6. Perry's office decor came from a hit Hepburn movie earlier that year.
The furniture in Perry's office is quite distinctive. He appears to truly appreciate horses, both in sculpture and painting. Look for a two-headed horse bas-relief hanging on the wall of the interior office in the suite. Believe it or not, the same piece is hanging in a luxury office in the 1957 film Desk Set. The Spencer Tracy-Katherine Hepburn computer comedy (yes, it is about computing in the 1950s) features an executive character named Mr. Azae who presides in a stunning office. Not only are Perry's horses on his wall, but the light fixture above Mr. Azae's desk also dangles over the table in Perry's office! Would it surprise you to learn that the same man, Lyle R. Wheeler, served as art director on both Desk Set and Perrry Mason?
7. This character was much bigger in the books.
Sgt. Holcomb (Dick Rich) is a cop with a key role in the premiere. Oddly, he never shows up again, as Lt. Tragg (Ray Collins) primarily fills that role (though both are in "The Restless Redhead"). Holcomb has a much bigger role in the Erle Stanley Gardner novels, appearing in numerous mysteries. Perhaps the show producers felt he was one character too many?
8. You can thank the Purex company for Perry Mason.
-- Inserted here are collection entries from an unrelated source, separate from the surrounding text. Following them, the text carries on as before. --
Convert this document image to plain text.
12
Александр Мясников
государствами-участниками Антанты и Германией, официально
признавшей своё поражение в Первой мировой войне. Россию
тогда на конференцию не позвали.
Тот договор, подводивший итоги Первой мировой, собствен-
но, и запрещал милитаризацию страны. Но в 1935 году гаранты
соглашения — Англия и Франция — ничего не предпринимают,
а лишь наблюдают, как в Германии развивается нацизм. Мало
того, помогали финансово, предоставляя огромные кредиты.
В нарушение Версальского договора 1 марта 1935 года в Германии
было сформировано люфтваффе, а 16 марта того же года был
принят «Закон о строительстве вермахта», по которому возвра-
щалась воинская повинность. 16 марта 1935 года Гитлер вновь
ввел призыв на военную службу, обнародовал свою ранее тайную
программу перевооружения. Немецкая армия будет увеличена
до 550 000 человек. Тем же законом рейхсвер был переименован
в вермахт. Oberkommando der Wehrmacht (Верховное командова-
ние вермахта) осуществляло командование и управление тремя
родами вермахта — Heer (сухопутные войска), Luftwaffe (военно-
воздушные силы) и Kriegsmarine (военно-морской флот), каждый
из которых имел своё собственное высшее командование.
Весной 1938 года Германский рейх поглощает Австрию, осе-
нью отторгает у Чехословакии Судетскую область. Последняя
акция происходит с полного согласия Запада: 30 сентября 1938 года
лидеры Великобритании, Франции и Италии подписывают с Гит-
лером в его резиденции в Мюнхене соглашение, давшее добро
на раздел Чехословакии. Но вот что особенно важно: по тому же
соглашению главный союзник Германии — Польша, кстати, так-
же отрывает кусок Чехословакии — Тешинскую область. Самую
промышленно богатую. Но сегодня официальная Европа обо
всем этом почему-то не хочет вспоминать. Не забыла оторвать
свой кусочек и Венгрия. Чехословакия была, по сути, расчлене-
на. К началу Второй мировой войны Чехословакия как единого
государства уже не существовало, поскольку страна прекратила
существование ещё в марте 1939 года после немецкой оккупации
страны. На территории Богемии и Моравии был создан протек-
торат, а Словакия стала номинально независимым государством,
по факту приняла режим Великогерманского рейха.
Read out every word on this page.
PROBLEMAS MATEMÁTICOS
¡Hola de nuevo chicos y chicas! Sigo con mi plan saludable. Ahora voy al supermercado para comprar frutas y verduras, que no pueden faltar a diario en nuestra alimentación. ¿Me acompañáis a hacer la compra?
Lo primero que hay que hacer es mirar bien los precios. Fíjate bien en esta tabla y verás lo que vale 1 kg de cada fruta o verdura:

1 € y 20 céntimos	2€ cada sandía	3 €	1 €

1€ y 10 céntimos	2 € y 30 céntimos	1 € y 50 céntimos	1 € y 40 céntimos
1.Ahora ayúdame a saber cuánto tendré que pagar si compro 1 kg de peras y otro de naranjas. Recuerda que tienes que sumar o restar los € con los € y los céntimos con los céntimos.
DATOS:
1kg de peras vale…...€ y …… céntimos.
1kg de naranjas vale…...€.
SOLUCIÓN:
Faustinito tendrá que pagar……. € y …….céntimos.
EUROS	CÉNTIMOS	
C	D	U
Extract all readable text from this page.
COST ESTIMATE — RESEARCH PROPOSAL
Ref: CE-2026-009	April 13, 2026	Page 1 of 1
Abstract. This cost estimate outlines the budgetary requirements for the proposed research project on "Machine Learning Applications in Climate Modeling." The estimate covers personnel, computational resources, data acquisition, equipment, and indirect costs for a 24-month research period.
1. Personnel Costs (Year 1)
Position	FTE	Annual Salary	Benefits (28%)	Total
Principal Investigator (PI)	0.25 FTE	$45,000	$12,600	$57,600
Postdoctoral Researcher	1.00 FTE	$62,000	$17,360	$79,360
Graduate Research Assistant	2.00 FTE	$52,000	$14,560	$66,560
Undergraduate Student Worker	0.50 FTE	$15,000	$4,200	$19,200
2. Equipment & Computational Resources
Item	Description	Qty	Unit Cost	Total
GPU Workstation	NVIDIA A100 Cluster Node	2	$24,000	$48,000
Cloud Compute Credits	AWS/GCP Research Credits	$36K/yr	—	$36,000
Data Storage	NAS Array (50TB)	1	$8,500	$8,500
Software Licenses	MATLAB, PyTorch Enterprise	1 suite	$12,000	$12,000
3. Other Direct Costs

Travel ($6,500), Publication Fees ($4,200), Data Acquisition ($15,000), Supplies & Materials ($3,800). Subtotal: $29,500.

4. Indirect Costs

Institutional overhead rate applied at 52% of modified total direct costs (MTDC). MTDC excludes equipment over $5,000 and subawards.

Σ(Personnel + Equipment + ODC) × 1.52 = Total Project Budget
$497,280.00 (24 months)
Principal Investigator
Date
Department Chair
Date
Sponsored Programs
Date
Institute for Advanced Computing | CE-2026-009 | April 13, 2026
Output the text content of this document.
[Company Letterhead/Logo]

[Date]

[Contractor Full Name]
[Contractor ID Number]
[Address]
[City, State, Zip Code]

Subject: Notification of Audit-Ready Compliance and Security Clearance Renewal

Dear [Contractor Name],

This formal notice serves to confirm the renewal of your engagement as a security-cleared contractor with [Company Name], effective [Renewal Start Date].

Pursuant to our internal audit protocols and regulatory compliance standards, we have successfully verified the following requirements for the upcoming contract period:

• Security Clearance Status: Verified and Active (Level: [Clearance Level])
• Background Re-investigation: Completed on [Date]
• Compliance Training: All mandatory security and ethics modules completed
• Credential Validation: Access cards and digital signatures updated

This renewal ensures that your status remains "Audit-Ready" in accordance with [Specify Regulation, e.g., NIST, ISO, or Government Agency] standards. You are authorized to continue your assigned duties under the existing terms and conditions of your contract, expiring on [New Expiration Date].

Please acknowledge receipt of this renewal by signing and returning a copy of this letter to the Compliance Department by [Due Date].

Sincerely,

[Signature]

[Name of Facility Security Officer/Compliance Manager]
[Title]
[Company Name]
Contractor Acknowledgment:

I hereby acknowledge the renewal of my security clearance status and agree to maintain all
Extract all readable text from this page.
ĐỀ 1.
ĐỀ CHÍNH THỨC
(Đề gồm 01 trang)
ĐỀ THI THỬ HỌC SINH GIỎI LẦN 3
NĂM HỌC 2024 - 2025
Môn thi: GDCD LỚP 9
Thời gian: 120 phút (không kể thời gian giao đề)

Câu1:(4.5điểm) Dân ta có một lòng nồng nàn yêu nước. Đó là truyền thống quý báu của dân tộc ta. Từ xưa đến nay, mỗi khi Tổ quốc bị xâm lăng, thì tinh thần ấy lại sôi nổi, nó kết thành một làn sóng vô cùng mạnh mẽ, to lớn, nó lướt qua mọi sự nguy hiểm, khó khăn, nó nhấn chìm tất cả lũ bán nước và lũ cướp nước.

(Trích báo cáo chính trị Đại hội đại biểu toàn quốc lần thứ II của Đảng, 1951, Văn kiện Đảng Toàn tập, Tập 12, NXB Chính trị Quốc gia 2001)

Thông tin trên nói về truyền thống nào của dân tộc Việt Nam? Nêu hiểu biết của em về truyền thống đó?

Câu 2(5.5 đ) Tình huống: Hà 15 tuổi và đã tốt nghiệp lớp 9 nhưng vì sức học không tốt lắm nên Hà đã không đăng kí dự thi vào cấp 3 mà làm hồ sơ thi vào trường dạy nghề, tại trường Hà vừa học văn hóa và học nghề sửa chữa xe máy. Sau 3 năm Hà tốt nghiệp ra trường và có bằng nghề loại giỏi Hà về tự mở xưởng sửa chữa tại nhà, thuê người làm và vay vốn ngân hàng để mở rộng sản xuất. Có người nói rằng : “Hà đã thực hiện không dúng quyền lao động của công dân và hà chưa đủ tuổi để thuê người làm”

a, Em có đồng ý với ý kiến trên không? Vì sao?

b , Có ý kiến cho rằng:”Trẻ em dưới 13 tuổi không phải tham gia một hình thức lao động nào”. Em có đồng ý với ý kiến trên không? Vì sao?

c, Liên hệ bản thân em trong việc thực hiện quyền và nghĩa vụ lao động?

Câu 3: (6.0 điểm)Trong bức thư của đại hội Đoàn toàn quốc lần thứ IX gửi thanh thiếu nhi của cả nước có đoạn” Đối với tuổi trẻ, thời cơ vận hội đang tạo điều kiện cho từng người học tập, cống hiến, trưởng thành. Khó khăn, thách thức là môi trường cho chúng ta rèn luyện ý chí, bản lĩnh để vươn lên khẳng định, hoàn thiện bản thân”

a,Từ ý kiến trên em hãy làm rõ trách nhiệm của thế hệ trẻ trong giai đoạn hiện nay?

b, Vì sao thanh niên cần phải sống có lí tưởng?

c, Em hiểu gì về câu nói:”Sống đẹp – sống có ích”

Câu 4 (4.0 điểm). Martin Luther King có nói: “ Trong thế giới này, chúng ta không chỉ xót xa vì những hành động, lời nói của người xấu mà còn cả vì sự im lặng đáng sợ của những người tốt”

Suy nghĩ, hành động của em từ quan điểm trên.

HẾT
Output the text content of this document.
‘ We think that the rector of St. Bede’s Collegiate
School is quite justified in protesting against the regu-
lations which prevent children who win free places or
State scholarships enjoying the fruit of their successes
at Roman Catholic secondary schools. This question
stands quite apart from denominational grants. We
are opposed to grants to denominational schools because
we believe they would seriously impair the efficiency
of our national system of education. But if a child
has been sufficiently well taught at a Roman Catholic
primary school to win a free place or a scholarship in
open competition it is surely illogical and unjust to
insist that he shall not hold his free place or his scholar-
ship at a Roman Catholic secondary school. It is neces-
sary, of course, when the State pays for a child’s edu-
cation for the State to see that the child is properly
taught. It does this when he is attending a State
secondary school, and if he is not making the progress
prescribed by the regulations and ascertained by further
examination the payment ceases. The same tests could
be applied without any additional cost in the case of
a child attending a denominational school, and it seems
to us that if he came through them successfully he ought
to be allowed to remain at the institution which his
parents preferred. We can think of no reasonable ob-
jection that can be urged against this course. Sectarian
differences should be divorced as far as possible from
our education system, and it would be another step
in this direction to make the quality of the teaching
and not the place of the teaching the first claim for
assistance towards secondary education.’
A bevy of cleaning products appears throughout the closing credits — SweetHeart soap, Blue Dutch Cleanser, Trend Liquid Detergent and Beads-o'-Bleach. All of them were products of the Purex corporation — some recently acquired. Purex had only purchased the SweetHeart brand in 1956. Yes, indeed, Purex was a key sponsor of Perry Mason. (Does that make it a soap opera?) And we are thankful for their patronage! As hard as it is to believe, Perry Mason struggled to find financial support. Why? It was the first hourlong television show in primetime with continuing character. Yes, ever. Everything on TV up to the point had been anthology series along the lines of The Alcoa Hour. Finally, Purex agreed to sponsor some of Perry Mason — oddly, only the odd-numbered episodes from 1 to 25.
9. Oops! They left Barbara Hale's mark in the shot.
When Tragg enters Perry's office, you can see a black "T" taped to the floor. This is an actor's mark for Barbara Hale, noting where Della should stand in the frame after preparing drinks. It is a mistake.